A investigação mira possíveis irregularidades na contratação da empresa VIP Eventos Ltda. e segue agora sob responsabilidade do órgão ministerial, de forma independente da decisão tomada pelo Legislativo municipal.
CPI rejeitada pela maioria dos vereadores
A proposta de abertura da CPI foi levada ao plenário da Câmara Municipal, mas acabou rejeitada pela maioria dos vereadores. A comissão teria como objetivo apurar, no âmbito legislativo, indícios de irregularidades no processo licitatório.
Durante a votação, parlamentares se manifestaram de forma divergente sobre a necessidade da CPI. Entre eles, o vereador Clébio comentou publicamente o resultado da votação e o posicionamento adotado pela Casa.
Com a rejeição, a Câmara encerrou sua atuação investigativa direta sobre o caso, ao menos neste momento.
Ministério Público transforma denúncia em inquérito civil
Apesar da CPI não ter avançado, o Ministério Público decidiu aprofundar as apurações. A conversão da notícia de fato em inquérito civil indica que o órgão identificou elementos suficientes para investigar de forma mais detalhada possíveis falhas ou ilegalidades no procedimento administrativo.
O inquérito civil permite ao MP requisitar documentos, ouvir testemunhas e analisar contratos e processos licitatórios. Essa etapa é fundamental para avaliar se houve violação aos princípios da administração pública.
Exoneração aumenta questionamentos na cidade
No mesmo dia em que a CPI foi barrada na Câmara, a Prefeitura de Pontes e Lacerda exonerou a chefe do Setor de Licitação. A medida chamou atenção de moradores e lideranças locais, por ocorrer em meio às discussões sobre a licitação investigada.
A exoneração, embora seja um ato administrativo, passou a ser associada ao contexto das apurações, ampliando o debate público sobre a condução dos processos internos da Prefeitura.
Diferença entre CPI e inquérito do MP
Enquanto a CPI é um instrumento político-legislativo, conduzido pelos vereadores, o inquérito civil é um procedimento técnico-jurídico conduzido pelo Ministério Público.

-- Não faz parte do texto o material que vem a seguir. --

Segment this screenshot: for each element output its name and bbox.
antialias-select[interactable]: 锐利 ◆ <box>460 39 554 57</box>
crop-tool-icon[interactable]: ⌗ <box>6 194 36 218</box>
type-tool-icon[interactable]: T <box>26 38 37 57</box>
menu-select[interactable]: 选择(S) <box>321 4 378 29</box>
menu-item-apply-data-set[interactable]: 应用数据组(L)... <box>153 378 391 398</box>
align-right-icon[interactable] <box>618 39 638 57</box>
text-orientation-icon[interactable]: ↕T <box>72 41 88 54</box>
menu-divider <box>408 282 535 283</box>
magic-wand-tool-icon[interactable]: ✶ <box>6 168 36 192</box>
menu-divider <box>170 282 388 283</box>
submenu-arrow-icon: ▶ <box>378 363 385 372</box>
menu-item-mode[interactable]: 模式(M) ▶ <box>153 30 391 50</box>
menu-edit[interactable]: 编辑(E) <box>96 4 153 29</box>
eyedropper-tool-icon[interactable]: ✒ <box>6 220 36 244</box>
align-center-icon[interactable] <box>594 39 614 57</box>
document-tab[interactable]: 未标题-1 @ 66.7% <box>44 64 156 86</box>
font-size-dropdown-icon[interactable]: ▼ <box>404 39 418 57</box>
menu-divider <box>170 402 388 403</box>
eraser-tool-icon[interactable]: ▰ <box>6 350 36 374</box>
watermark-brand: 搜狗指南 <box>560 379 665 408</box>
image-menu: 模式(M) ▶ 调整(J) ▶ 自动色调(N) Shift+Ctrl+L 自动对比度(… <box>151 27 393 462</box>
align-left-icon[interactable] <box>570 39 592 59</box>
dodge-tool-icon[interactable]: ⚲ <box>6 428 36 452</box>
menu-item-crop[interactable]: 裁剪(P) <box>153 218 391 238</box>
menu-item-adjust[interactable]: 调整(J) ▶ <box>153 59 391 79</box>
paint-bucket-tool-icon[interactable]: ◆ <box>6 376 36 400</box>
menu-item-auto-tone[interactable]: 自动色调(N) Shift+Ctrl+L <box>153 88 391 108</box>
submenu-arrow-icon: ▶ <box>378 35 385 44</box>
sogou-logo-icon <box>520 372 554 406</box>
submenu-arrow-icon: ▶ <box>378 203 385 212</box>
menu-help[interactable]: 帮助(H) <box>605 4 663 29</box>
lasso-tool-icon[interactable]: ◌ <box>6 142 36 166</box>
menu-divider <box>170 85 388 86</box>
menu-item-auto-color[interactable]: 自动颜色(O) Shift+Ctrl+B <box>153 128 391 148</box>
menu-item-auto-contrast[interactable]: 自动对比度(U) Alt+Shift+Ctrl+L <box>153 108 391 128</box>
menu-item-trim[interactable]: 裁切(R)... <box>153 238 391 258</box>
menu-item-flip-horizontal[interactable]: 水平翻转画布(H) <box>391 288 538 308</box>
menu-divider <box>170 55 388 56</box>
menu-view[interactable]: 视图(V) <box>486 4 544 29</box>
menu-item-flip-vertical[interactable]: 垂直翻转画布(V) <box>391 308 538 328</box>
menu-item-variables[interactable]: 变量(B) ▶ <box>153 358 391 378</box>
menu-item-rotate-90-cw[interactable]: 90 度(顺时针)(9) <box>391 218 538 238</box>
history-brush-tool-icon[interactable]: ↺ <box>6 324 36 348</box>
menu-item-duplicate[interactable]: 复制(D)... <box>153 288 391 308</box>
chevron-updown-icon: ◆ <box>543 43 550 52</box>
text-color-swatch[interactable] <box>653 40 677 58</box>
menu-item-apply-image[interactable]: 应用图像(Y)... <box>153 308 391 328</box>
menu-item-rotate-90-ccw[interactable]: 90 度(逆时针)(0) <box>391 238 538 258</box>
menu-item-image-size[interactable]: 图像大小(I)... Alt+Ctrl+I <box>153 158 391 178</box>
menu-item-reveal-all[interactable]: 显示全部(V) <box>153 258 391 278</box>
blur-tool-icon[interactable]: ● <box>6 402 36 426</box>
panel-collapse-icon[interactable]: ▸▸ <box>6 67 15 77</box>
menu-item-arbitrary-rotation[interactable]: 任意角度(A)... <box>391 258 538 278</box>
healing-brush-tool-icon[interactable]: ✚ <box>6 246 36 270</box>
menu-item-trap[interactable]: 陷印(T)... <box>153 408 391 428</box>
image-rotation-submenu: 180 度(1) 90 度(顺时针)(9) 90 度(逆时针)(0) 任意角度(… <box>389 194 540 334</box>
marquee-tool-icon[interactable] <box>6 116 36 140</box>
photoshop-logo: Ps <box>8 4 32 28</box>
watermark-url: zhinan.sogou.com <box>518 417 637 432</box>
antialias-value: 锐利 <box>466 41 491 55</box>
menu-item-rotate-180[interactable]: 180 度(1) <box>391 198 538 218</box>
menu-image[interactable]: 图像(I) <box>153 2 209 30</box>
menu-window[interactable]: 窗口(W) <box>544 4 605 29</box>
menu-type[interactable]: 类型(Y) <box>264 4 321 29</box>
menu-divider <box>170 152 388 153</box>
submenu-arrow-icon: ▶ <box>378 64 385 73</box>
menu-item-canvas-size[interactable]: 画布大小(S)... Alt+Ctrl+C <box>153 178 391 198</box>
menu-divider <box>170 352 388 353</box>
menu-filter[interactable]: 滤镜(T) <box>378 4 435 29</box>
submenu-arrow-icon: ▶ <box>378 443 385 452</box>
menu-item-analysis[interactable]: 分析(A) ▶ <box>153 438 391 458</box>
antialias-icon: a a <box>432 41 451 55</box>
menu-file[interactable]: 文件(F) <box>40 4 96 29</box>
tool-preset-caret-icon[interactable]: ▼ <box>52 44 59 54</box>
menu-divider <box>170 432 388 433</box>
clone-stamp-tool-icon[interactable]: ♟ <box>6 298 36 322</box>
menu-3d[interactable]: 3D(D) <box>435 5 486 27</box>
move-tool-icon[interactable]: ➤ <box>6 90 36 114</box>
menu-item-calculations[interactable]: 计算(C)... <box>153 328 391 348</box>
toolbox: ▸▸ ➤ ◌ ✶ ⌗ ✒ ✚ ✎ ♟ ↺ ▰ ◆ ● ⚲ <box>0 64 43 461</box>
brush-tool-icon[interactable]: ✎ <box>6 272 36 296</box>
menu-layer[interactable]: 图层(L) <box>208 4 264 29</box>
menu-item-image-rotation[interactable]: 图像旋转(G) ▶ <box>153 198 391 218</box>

Mesmo com a rejeição da CPI, a investigação ministerial segue normalmente.
Isso significa que a ausência de uma comissão na Câmara não impede a continuidade das apurações nem a eventual responsabilização, caso irregularidades sejam comprovadas.
Caso segue sob acompanhamento institucional
Até o momento, não há conclusão sobre a existência de irregularidades. O inquérito civil está em fase inicial e deverá seguir os trâmites legais previstos.
O caso segue sendo acompanhado por autoridades e pela população local, sem impacto imediato na administração municipal, além das medidas administrativas já adotadas.
Perguntas e respostas curtas
A CPI foi aberta pela Câmara?
Não. A maioria dos vereadores rejeitou a abertura da CPI.
Quem conduz a investigação agora?
O Ministério Público de Mato Grosso, por meio de inquérito civil.
A exoneração tem relação confirmada com o caso?
Não há confirmação oficial. A medida ocorreu no mesmo dia da votação.